Several had bruises on their bodies, marks of being shot with rubber bullets, and one had a split lip.
Andry Hernandez Romero, a 32-year-old beautician among those sent to the notorious CECOT prison as part of US President Donald Trump's migrant crackdown, said he barely survived the ordeal.
"We were going through torture, physical aggressions, psychological aggressions," he said in a video presented by Saab.
"I was sexually abused."
Saab said the prosecutor's office was interviewing the returned migrants.
Many spoke of being held in "inhuman cells," deprived of sunlight and ventilation, and given rotten food and unsafe drinking water.
The men had no access to lawyers or their relatives, and the last time many of them were seen was when President Nayib Bukele's government issued photos of them arriving at the prison shackled and with their heads shorn.
- 'Mom, it's Mervin' -
By Monday afternoon, the migrants had not yet been reunited with their families.
Officials said they were undergoing medical exams, being issued with new Venezuelan ID cards, and interviewed by the prosecutor's office.

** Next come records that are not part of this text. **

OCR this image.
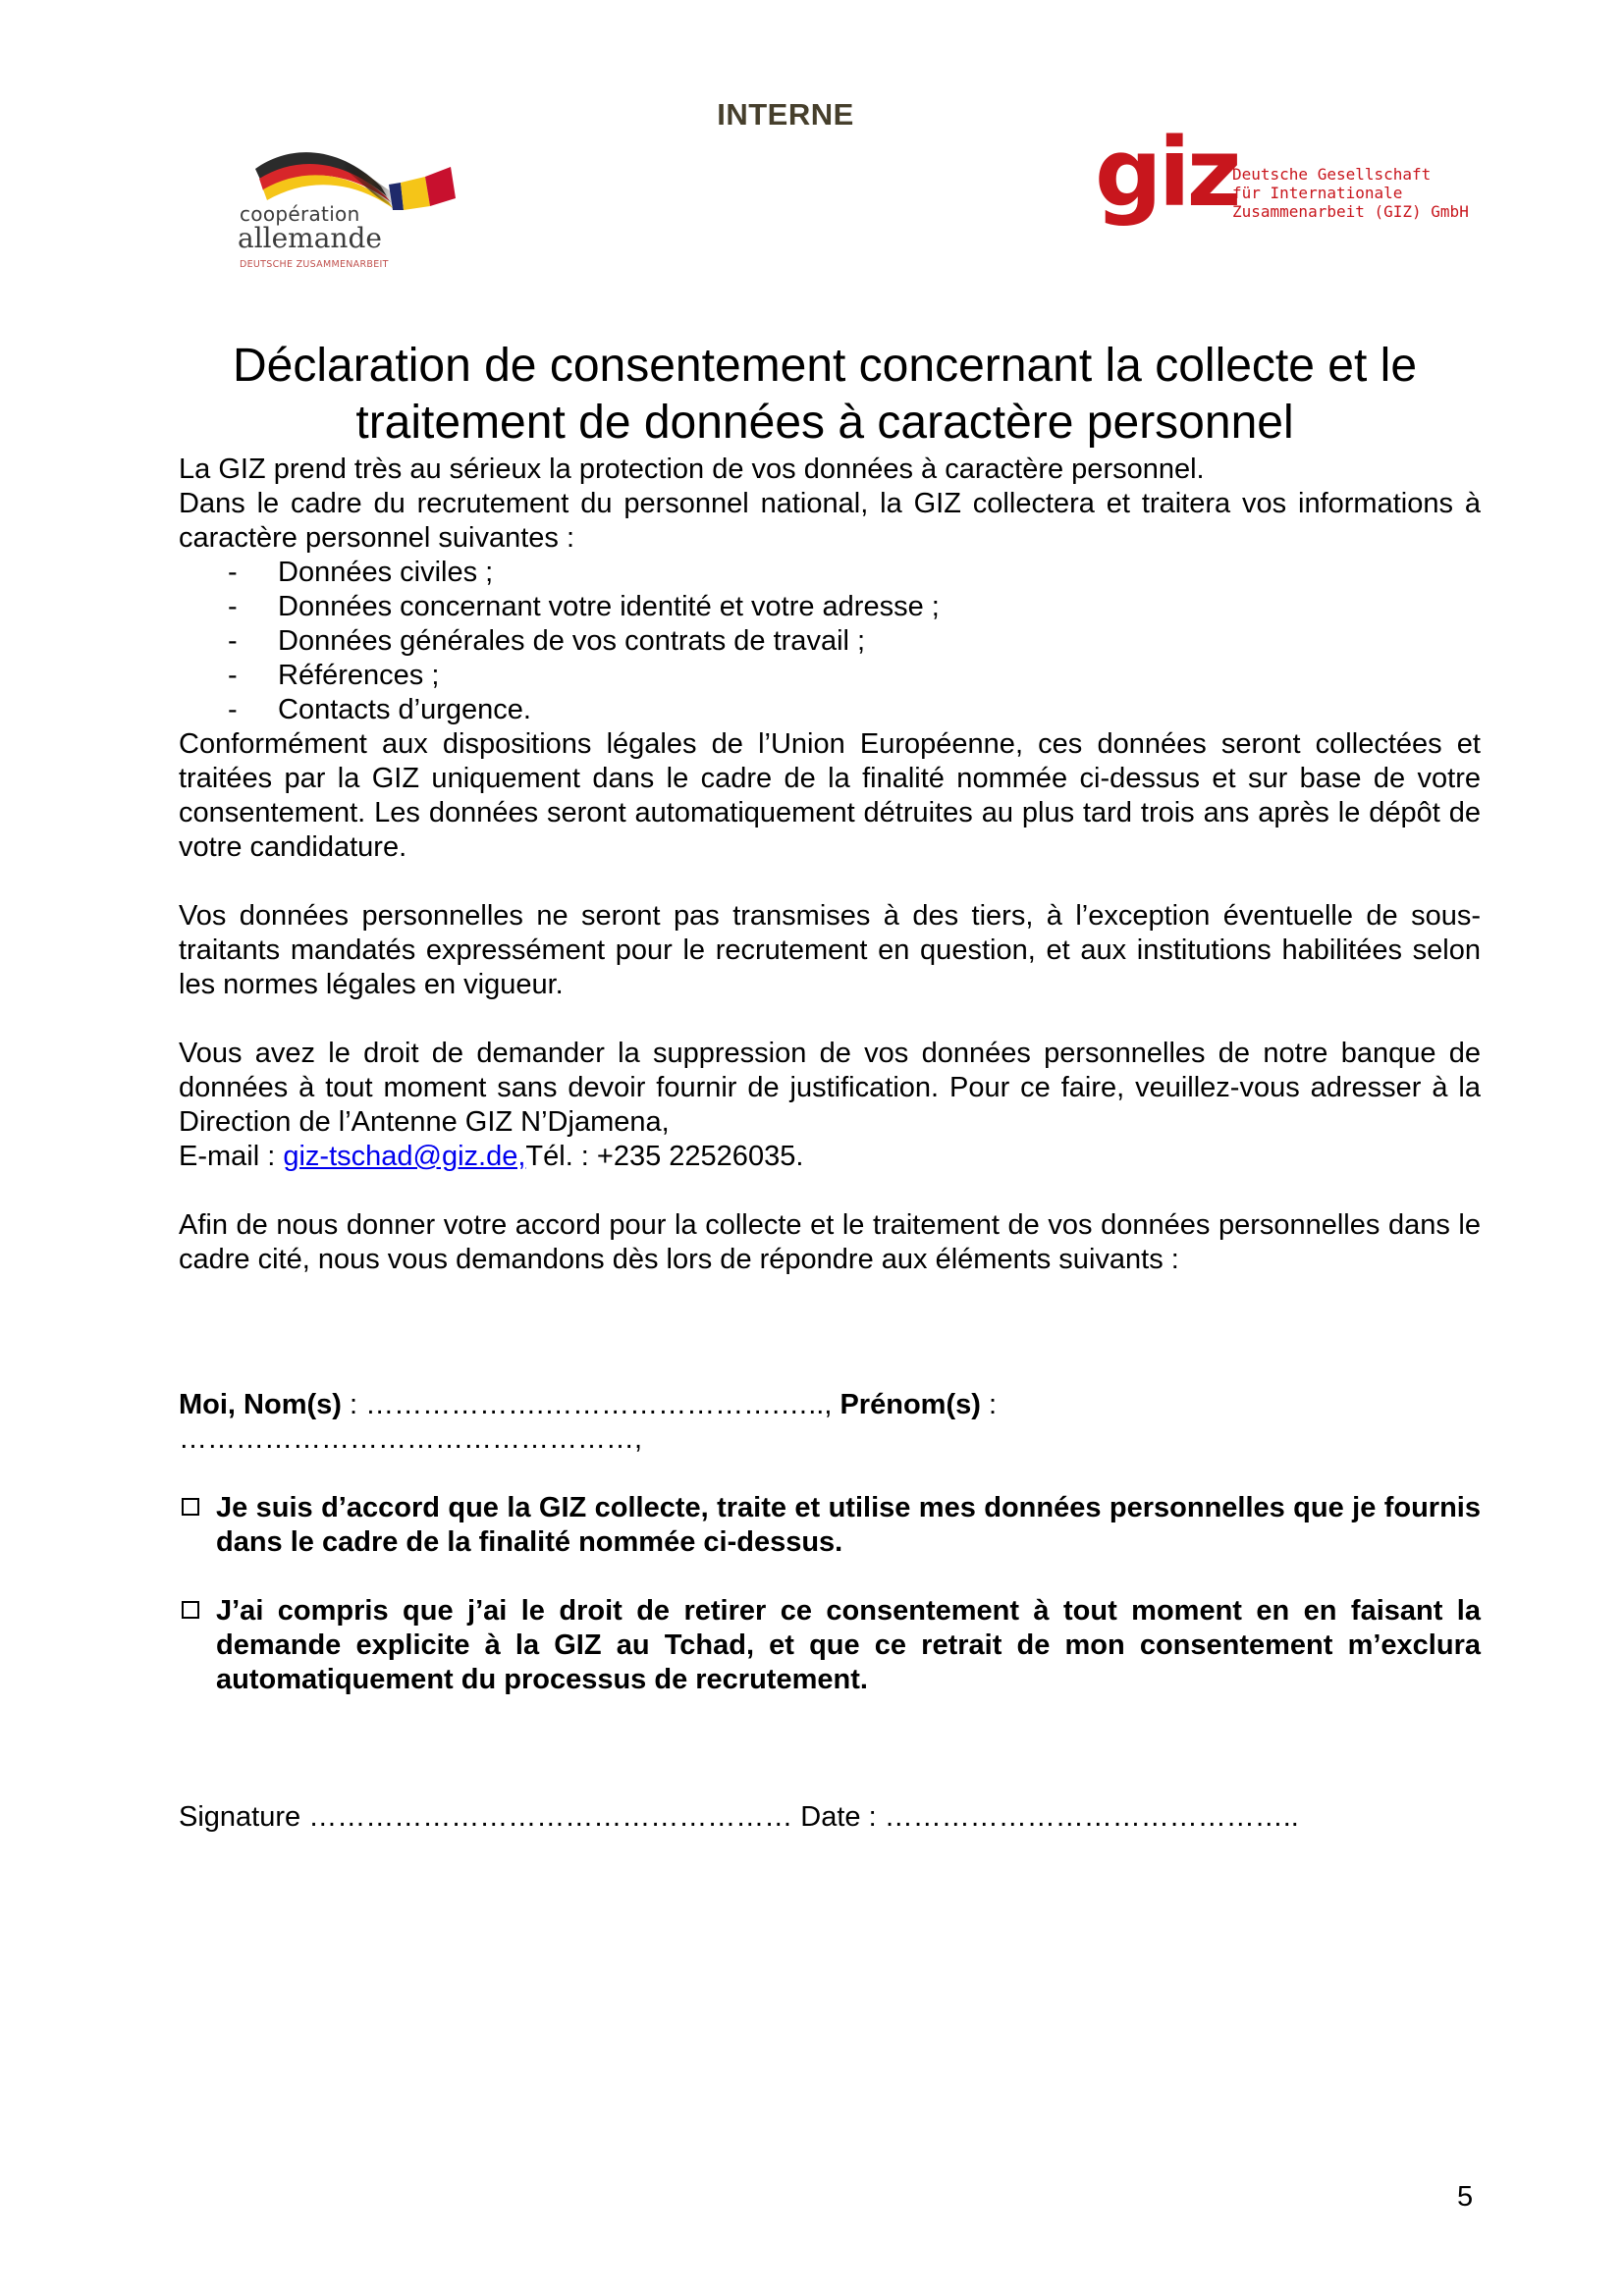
INTERNE
coopération
allemande
DEUTSCHE ZUSAMMENARBEIT
giz
Deutsche Gesellschaft
für Internationale
Zusammenarbeit (GIZ) GmbH
Déclaration de consentement concernant la collecte et le
traitement de données à caractère personnel

La GIZ prend très au sérieux la protection de vos données à caractère personnel.

Dans le cadre du recrutement du personnel national, la GIZ collectera et traitera vos informations à caractère personnel suivantes :

- Données civiles ;
- Données concernant votre identité et votre adresse ;
- Données générales de vos contrats de travail ;
- Références ;
- Contacts d’urgence.

Conformément aux dispositions légales de l’Union Européenne, ces données seront collectées et traitées par la GIZ uniquement dans le cadre de la finalité nommée ci-dessus et sur base de votre consentement. Les données seront automatiquement détruites au plus tard trois ans après le dépôt de votre candidature.

Vos données personnelles ne seront pas transmises à des tiers, à l’exception éventuelle de sous-traitants mandatés expressément pour le recrutement en question, et aux institutions habilitées selon les normes légales en vigueur.

Vous avez le droit de demander la suppression de vos données personnelles de notre banque de données à tout moment sans devoir fournir de justification. Pour ce faire, veuillez-vous adresser à la Direction de l’Antenne GIZ N’Djamena,

E-mail : giz-tschad@giz.de,Tél. : +235 22526035.

Afin de nous donner votre accord pour la collecte et le traitement de vos données personnelles dans le cadre cité, nous vous demandons dès lors de répondre aux éléments suivants :

Moi, Nom(s) : ……………….…………………….….., Prénom(s) :

…………………………………………,

Je suis d’accord que la GIZ collecte, traite et utilise mes données personnelles que je fournis dans le cadre de la finalité nommée ci-dessus.
J’ai compris que j’ai le droit de retirer ce consentement à tout moment en en faisant la demande explicite à la GIZ au Tchad, et que ce retrait de mon consentement m’exclura automatiquement du processus de recrutement.

Signature …………………………………………… Date : ……………………………………..

5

Mercedes Yamarte, 46, told AFP she was preparing a welcome party for her 29-year-old son Mervin -- one of the men released from the prison Bukele built as part of his mass anti-gang crackdown.
She had put up balloons, banners and prepared food at their home in a poor neighborhood of Maracaibo in northern Venezuela, but had no idea when to expect him.
At lunchtime on Monday, she received a call, and heard the words: "Mom, it's Mervin."
"I hadn't heard my son's voice in four months and seven days, listening to him was a joy, a joy I cannot describe," she told AFP.
- Crimes against humanity -
The men were accused in the United States of being gang members and flown in March to El Salvador, after Trump invoked rarely used wartime laws to deport the men without court hearings.
Their treatment elicited an international outcry.
Saab said the Venezuelan investigation would target Bukele and other Salvadoran officials for alleged crimes against humanity.
And he urged the International Criminal Court (ICC) and the UN Human Rights Council to act.
The men were freed last Friday and flown back home in what the Trump administration said was an exchange for 10 Americans or US residents and dozens of "political prisoners" held in Venezuela.
President Nicolas Maduro on his TV show Monday claimed Bukele had tried "last minute" to prevent the migrants from leaving.
"You could not stop the first plane, but for the second plane he put some car on the runway... to provoke either an accident or prevent them from leaving," he said.
Venezuelan opposition leader Maria Corina Machado labeled the process as an "exchange of prisoners of war" during a television interview Monday.
Venezuela itself faces an investigation by the ICC in The Hague, with similar allegations of torturing prisoners and denying them access to legal representation.
Hundreds of people are held for political reasons in Venezuela, according to rights group Foro Penal.
Some 2,400 people were arrested, 28 killed and 200 injured in a crackdown on protests that broke out last July after Maduro claimed victory in elections he is widely accused of having stolen.
On Sunday, Maduro's government insisted negotiations for the migrants' release were held "only with the United States of America" and not "the clown" Bukele.